- Где учились? - без предисловий, отрывисто начал он. - Ах, флеровец! Очень приятно!.. Весьма наслышан про вашу хулиганствующую гимназию... Так что же, теперь в космос потянуло? Кстати, кто у вас космографию преподавал? Да, да, Сперанский! А астрономию кто? Блажко? - Он сделал кислое лицо. - Ну вот и отлично! В таком разе извольте ответствовать, на какую принадлежность хозяйственного обихода смахивает созвездие Большой Медведицы? Надеюсь, слышали про такую?.. Ах, на дуршлаг! Ну, знаете, им много водицы не зачерпнешь. Может быть, скорее на ковш? - Он смерил меня взглядом и продолжал: - Латынь вы тоже, конечно, изучали? Ну вот и превосходно! Как же именуются на священном языке Овидия Назона проплывающие над нами облака? Извольте поднять взор на небесную твердь.
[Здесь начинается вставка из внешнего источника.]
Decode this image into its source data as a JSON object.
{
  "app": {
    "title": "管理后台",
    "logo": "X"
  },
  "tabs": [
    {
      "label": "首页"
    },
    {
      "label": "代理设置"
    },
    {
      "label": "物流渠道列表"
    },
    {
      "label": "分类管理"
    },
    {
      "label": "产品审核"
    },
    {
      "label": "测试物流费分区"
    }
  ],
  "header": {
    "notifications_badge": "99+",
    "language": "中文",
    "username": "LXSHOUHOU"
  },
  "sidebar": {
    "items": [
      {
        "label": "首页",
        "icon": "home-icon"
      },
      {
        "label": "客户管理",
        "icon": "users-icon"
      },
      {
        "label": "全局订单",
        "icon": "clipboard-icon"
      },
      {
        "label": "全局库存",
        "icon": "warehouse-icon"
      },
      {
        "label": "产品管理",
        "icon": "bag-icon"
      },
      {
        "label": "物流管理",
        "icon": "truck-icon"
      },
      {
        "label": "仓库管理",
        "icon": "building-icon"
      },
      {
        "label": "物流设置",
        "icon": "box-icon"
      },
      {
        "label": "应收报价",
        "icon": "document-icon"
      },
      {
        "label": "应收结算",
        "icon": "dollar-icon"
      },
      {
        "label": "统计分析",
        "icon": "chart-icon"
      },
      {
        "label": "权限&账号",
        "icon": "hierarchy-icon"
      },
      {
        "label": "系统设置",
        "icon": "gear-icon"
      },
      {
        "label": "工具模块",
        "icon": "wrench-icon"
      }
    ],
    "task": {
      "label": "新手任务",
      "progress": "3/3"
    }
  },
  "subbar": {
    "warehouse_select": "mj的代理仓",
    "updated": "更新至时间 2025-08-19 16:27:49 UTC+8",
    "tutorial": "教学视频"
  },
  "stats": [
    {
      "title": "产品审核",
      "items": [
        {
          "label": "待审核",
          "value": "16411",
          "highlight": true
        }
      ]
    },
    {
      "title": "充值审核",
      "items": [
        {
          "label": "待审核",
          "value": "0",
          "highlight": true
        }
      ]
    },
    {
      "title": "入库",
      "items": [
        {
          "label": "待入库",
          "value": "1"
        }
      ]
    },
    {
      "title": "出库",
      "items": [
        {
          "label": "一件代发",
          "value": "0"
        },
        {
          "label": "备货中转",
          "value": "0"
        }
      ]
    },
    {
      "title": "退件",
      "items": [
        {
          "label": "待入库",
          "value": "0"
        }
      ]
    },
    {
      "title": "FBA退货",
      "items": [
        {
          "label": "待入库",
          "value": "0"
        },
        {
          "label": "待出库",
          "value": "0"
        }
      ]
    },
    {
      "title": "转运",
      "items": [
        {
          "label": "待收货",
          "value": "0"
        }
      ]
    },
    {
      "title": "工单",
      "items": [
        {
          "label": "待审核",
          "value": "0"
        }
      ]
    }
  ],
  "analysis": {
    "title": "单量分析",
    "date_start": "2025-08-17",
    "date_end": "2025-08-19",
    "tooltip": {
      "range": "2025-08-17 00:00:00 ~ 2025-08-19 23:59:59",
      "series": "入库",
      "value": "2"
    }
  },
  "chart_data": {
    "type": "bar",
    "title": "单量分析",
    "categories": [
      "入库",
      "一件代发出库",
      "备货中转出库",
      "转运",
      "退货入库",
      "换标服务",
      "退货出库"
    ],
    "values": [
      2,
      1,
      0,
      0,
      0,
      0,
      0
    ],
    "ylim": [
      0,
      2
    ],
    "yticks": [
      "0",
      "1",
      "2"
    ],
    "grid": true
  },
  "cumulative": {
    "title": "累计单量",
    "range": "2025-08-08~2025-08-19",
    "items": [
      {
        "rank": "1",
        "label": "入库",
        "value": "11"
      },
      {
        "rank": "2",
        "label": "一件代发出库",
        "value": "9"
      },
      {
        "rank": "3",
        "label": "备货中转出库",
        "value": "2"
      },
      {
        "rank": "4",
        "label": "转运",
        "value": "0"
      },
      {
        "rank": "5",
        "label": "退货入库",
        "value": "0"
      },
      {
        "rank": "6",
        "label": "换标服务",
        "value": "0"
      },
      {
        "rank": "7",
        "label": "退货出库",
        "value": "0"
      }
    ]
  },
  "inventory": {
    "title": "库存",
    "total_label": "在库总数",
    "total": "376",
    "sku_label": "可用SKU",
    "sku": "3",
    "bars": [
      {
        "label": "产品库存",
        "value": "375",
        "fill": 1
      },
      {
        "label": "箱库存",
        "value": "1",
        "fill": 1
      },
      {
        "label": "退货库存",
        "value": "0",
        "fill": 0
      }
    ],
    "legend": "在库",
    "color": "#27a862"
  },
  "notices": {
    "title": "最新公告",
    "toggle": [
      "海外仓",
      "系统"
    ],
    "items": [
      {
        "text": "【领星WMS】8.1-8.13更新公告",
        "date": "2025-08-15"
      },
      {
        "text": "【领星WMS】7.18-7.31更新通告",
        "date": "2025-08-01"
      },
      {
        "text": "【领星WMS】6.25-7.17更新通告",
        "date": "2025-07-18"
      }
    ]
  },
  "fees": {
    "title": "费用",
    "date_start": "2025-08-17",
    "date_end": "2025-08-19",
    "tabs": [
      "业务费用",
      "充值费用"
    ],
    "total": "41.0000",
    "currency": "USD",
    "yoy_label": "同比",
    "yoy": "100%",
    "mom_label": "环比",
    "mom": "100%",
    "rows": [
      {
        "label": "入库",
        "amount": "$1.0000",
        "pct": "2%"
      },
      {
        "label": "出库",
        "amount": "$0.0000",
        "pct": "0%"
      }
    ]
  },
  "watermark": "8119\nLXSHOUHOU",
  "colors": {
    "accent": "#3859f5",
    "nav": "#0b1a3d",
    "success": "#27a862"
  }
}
- Нuмулюс - кyмбус, - совершенно оробев, пролепетал я.

- То есть вы, очевидно, имеете в виду кyмулюс нuмбус? Ну что же! "Узнаю коней ретивых я по выжженным таврам", - почему-то процитировал он древнего классика. - А с чем едят теодолит, вы никогда не интересовались?

На счастье, совсем мальчишкой, я таскал треногу от теодолита, помогая знакомому землемеру, и поэтому кое-как объяснил профессору практическое назначение этого прибора.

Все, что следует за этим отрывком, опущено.